Houston Community News >> Pirates of the Caribbean Censored by China

6/15/2007-- CHINA has censored part of the latest installment of hit Hollywood movie Pirates of the Caribbean for "vilifying and defacing the Chinese".

The version of the Hollywood blockbuster released in China earlier this week shows only about ten minutes of Hong Kong actor Chow Yun-Fat's scenes compared with 20 minutes in the version seen in the rest of the world, it said. Xinhua, the state-sponsored news agency, quoted Zhang Pimin, the deputy head of the film bureau under the State Administration of Radio, Film and Television, as saying the decision to cut the scenes was made according to China's "relevant regulations on film censorship" and "China's actual conditions".

He refused to give specific reasons for the cuts, but Xinhua quoted a Chinese magazine, Popular Cinema, as saying the scenes were cut because of their negative images.

"The captain played by Chow is bald, his face heavily scarred, he also wears a long beard and has long nails, images still in line with Hollywood's old tradition of demonising the Chinese," the magazine said.

Chow plays Captain Sao Feng, the pirate lord of the South China Sea, in Pirates of the Caribbean: At World's End.

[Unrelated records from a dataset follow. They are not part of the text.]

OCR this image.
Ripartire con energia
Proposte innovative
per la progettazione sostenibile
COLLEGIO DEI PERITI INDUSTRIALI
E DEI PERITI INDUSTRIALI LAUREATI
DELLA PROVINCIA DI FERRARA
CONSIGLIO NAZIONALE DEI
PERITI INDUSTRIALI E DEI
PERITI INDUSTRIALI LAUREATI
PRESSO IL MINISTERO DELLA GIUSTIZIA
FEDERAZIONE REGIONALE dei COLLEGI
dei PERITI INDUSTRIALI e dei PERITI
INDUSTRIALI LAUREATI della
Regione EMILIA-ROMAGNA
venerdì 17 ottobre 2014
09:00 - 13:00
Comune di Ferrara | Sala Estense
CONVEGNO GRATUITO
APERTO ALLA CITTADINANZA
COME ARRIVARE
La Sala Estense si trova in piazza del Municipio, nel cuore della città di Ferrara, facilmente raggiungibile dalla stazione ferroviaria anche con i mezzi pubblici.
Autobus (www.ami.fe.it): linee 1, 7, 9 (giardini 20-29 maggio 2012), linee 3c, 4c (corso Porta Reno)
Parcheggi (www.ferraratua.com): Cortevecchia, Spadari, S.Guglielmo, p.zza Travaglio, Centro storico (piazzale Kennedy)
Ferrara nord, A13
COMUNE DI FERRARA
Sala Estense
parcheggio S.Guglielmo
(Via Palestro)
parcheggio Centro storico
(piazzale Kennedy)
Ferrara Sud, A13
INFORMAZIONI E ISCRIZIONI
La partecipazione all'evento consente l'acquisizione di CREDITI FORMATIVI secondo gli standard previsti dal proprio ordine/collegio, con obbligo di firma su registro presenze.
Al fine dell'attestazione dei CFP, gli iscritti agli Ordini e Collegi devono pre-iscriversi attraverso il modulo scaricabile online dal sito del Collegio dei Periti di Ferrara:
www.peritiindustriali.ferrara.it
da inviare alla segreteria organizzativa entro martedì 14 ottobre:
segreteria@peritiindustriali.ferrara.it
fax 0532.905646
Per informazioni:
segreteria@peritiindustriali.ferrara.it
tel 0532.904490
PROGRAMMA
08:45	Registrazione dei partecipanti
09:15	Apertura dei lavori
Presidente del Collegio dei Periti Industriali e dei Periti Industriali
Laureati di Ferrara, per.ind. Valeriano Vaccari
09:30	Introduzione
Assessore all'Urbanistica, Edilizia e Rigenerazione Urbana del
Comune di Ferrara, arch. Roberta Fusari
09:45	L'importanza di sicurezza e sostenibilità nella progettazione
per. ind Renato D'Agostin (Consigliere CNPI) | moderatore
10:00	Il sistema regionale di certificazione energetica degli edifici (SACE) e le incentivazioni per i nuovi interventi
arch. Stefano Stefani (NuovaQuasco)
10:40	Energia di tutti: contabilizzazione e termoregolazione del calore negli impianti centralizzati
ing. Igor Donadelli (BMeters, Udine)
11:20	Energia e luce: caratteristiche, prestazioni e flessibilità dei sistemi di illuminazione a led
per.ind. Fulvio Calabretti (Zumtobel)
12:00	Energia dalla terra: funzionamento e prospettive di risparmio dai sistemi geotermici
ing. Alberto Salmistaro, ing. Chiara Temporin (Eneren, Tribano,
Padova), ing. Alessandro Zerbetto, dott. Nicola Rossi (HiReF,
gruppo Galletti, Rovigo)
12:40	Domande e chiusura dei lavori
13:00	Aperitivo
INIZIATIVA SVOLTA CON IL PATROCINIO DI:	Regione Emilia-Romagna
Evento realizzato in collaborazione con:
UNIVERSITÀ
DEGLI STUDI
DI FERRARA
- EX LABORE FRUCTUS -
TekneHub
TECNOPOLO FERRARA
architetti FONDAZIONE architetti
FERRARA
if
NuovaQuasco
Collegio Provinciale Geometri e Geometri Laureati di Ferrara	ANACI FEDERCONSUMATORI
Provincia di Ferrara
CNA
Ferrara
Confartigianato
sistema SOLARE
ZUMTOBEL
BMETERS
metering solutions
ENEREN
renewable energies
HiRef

The film took in a record $1.3 million (about £0.6 million) on its opening day in China on Tuesday, the film's distributor, Walt Disney, said.

Disney said that some of the scenes were cut for cultural sensitivities.

"They weren't quite ecstatic with how the Chinese pirate was portrayed," Anthony Marcoly, distribution chief with Walt Disney Studios, said.

However, the same censors had no qualms with Chow playing a tyrannical Chinese emperor who kills his son and drives his wife, played by Gong Li, insane in Zhang Yimou's recent movie, Curse of the Golden Flower.